Whenever I am in Walmart, I like to go to the CD section to remember the feel and excitement of buying my favorite artists’ music. Despite this nostalgia, I continue to purchase my music via iTunes like most people these days.
Unsurprisingly, album sales have hit its lowest recorded sales since 1991. Nielsen SoundScan tells us (via Spin) that sales this past week only totaled 3.97 million albums. Billboard magazine says that album sales have hit a low point with a slow release week contributing to the lackluster numbers. Wiz Khalifa drew most of the album sales by selling 90,000 units.
Spin also notes that as “streaming services become more popular, album sales are increasingly falling out of fashion. And plenty of companies have been picking up on this trend, moving into monetized services.”

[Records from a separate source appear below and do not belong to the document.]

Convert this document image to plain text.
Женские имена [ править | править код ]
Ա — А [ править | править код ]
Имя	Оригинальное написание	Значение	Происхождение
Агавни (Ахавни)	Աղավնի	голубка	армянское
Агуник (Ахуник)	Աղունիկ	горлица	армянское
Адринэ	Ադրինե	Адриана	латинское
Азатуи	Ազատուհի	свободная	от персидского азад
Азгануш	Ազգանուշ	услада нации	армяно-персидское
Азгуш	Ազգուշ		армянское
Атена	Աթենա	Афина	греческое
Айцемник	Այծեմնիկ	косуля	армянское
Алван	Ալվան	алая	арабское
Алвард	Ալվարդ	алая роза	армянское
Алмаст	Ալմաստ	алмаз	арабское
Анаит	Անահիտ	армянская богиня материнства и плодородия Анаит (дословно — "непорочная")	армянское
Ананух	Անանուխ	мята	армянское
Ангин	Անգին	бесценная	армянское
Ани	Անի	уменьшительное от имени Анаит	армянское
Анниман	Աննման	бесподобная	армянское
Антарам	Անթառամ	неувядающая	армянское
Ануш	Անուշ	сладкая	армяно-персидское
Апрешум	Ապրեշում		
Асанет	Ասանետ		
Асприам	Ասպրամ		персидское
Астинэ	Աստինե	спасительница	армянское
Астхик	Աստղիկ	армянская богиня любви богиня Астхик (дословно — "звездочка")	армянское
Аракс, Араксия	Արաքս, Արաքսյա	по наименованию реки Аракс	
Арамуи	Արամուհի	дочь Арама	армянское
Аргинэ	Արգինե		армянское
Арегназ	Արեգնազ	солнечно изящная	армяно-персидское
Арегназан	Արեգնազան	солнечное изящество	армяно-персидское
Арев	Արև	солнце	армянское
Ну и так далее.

One record label sales executive said that, with monetized streaming, they’re not surprised to see the sale unit numbers dropping. “Sales have been going in the wrong direction all year, I guess it’s overdue, when you look at [the growth of streaming],” they said.
Interestingly, vinyl sales are doing well, with one company in particular, Nashville’s United Pressing, reaping the biggest rewards. That city, with it’s ties to “analogue” music and Jack White’s Third Man Records, has seen business go so well that they’re adding presses to keep up with demand. In 2013, six million records were sold, according to The Guardian.
Do you think CDs will officially become obsolete?